The vulnerability allows a remote attacker to compromise the target system.

The vulnerability exists due to an impersonation in the Passkey Entry protocol flaw. A remote attacker on the local network can perform a man-in-the-middle (MITM) attack and impersonate the initiating device without any previous knowledge.

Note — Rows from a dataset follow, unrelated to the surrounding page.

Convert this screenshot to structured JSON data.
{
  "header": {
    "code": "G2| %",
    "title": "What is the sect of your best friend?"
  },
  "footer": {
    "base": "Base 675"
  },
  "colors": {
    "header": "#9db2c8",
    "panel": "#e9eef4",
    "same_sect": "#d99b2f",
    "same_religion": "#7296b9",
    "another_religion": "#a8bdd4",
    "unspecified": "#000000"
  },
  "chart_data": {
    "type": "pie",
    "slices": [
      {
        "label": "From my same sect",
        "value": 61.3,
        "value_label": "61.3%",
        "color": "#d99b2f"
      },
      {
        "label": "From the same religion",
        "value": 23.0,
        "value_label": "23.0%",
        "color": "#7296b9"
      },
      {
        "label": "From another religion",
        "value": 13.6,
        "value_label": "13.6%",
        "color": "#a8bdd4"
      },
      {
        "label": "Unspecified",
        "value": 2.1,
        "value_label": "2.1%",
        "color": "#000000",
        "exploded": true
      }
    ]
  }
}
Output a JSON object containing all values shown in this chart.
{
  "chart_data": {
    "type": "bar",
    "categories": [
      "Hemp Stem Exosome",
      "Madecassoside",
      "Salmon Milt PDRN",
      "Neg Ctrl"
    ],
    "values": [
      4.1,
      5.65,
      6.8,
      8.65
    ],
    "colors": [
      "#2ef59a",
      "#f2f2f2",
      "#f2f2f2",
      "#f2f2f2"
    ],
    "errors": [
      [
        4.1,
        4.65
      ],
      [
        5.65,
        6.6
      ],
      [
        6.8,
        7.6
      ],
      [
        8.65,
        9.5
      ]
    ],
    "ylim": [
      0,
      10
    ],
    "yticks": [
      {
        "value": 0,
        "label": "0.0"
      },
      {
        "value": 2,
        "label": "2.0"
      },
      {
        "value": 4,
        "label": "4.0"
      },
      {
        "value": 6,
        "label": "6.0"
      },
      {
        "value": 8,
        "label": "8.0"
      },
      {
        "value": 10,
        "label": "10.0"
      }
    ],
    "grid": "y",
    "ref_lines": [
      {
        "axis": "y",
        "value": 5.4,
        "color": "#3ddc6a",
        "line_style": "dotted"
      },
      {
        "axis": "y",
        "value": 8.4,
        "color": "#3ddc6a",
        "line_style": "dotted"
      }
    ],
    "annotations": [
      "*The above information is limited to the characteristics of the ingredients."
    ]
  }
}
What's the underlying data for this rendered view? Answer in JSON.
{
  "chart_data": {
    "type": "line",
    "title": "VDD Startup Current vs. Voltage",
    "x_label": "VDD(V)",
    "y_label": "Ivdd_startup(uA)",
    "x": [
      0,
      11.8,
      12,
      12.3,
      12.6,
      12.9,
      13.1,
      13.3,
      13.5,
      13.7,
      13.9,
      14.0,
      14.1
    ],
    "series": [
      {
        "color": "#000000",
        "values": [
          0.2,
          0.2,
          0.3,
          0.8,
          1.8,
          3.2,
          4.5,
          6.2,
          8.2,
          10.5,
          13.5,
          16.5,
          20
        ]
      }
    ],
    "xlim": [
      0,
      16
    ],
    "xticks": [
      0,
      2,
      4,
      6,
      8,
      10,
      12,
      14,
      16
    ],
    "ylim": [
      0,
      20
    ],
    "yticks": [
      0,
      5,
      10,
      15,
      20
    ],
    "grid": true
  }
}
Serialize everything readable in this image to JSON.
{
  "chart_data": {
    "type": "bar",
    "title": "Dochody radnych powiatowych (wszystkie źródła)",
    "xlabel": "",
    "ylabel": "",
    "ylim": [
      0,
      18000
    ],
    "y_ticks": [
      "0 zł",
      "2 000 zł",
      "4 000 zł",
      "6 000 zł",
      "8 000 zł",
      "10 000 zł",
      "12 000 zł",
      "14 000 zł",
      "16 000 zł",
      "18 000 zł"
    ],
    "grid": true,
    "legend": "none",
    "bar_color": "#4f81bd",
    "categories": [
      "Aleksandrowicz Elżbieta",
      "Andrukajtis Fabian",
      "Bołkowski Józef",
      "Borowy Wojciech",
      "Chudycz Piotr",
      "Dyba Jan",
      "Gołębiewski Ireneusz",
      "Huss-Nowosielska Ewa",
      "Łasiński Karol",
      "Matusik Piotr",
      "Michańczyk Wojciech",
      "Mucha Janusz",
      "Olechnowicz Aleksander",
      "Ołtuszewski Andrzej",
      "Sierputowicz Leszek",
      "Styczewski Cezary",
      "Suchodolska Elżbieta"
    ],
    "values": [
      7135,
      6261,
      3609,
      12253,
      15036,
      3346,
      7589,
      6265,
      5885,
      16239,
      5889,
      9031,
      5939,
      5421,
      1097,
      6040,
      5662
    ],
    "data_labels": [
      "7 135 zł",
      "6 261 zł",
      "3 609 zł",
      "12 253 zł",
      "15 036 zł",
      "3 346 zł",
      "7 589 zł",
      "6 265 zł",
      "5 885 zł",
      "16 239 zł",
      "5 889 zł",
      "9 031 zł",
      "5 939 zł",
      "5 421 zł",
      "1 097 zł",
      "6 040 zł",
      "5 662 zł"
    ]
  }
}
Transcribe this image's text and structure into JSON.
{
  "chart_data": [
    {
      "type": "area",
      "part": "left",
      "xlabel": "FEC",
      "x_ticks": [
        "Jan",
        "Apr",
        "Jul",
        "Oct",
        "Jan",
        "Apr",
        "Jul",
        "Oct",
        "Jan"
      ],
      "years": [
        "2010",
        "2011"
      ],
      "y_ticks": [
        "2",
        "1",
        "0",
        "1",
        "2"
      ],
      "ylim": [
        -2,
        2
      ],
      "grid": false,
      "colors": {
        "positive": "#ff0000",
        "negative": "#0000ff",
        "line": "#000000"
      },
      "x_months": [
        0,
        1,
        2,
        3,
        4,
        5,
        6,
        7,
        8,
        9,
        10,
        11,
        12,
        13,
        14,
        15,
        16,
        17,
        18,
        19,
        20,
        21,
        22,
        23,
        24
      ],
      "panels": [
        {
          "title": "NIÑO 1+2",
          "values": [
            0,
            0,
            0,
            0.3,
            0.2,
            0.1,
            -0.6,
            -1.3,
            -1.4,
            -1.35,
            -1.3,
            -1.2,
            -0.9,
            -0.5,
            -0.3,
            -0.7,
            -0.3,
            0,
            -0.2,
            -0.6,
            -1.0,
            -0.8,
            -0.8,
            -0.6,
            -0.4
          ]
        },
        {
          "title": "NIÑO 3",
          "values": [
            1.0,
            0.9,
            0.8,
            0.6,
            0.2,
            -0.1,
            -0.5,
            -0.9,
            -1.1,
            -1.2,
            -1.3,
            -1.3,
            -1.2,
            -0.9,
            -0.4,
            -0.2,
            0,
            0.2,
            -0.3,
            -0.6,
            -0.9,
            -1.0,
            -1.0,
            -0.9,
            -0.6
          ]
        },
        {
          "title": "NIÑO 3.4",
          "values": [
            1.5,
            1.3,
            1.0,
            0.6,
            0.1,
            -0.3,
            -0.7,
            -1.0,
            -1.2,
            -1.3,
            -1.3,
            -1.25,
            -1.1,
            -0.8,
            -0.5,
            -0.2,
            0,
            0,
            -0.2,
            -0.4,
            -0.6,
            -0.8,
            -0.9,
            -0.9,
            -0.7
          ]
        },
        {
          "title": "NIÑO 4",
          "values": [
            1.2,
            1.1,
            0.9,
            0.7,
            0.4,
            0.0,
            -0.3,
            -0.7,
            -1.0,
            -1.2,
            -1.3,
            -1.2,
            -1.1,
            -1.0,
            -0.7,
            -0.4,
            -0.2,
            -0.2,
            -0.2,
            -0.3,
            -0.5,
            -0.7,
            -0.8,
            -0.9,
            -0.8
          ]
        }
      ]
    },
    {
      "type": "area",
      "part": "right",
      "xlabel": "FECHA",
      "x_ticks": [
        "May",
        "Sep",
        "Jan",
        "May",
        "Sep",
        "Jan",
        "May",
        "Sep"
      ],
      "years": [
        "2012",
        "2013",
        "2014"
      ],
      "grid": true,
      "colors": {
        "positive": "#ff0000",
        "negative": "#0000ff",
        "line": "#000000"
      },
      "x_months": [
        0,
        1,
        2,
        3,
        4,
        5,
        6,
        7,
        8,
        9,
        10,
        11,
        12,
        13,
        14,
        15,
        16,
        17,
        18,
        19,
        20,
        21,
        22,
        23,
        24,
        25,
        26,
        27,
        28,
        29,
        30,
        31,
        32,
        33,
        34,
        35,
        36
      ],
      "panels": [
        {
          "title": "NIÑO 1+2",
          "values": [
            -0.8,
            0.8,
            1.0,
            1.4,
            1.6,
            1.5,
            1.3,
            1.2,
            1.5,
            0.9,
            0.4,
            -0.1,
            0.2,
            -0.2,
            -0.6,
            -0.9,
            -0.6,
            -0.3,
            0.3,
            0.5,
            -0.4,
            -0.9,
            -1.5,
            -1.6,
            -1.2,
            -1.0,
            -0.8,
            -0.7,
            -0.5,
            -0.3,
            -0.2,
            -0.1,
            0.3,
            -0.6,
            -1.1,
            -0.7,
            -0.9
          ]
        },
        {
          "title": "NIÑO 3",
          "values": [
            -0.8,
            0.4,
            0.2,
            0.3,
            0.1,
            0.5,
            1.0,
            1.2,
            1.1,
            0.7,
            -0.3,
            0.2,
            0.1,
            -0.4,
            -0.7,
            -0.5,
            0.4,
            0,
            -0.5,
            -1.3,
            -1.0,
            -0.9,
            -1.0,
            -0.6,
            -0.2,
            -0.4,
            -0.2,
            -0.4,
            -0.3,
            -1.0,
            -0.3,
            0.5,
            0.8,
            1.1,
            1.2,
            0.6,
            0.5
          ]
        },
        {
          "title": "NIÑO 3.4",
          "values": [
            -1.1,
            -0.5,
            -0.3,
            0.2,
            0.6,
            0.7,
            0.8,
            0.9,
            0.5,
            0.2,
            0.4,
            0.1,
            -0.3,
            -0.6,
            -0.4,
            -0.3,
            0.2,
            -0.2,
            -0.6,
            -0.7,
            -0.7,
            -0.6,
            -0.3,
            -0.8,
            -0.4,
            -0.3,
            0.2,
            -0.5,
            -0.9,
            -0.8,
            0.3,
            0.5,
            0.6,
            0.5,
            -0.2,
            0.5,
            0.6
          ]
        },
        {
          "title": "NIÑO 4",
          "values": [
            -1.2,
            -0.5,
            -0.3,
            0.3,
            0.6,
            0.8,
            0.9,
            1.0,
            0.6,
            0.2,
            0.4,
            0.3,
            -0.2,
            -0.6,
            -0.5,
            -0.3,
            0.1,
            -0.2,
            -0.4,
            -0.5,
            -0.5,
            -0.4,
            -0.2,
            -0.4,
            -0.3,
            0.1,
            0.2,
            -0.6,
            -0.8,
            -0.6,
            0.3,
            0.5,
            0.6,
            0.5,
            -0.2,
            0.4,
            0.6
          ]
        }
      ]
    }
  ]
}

Note: This vulnerability affects the following specifications:

• BR/EDR Secure Simple Pairing in Bluetooth Core Specifications 2.1 through 5.2
• BR/EDR Secure Connections Pairing in Bluetooth Core Specifications 4.1 through 5.2 
• LE Secure Connections Pairing in Bluetooth Core Specifications 4.2 through 5.2

Mitigation

Install update from vendor's website.

Vulnerable software versions

Google Android: 8.0 2020-12-05 - 11

CPE2.3

• cpe:2.3:o:google:android:8.1:*:*:*:*:*:*:*
• cpe:2.3:o:google:android:9.0:*:*:*:*:*:*:*

External links

https://source.android.com/security/bulletin/2021-06-01

Q & A

Can this vulnerability be exploited remotely?

Yes. This vulnerability can be exploited by a remote non-authenticated attacker via the local network (LAN).

Is there known malware, which exploits this vulnerability?

No. We are not aware of malware exploiting this vulnerability.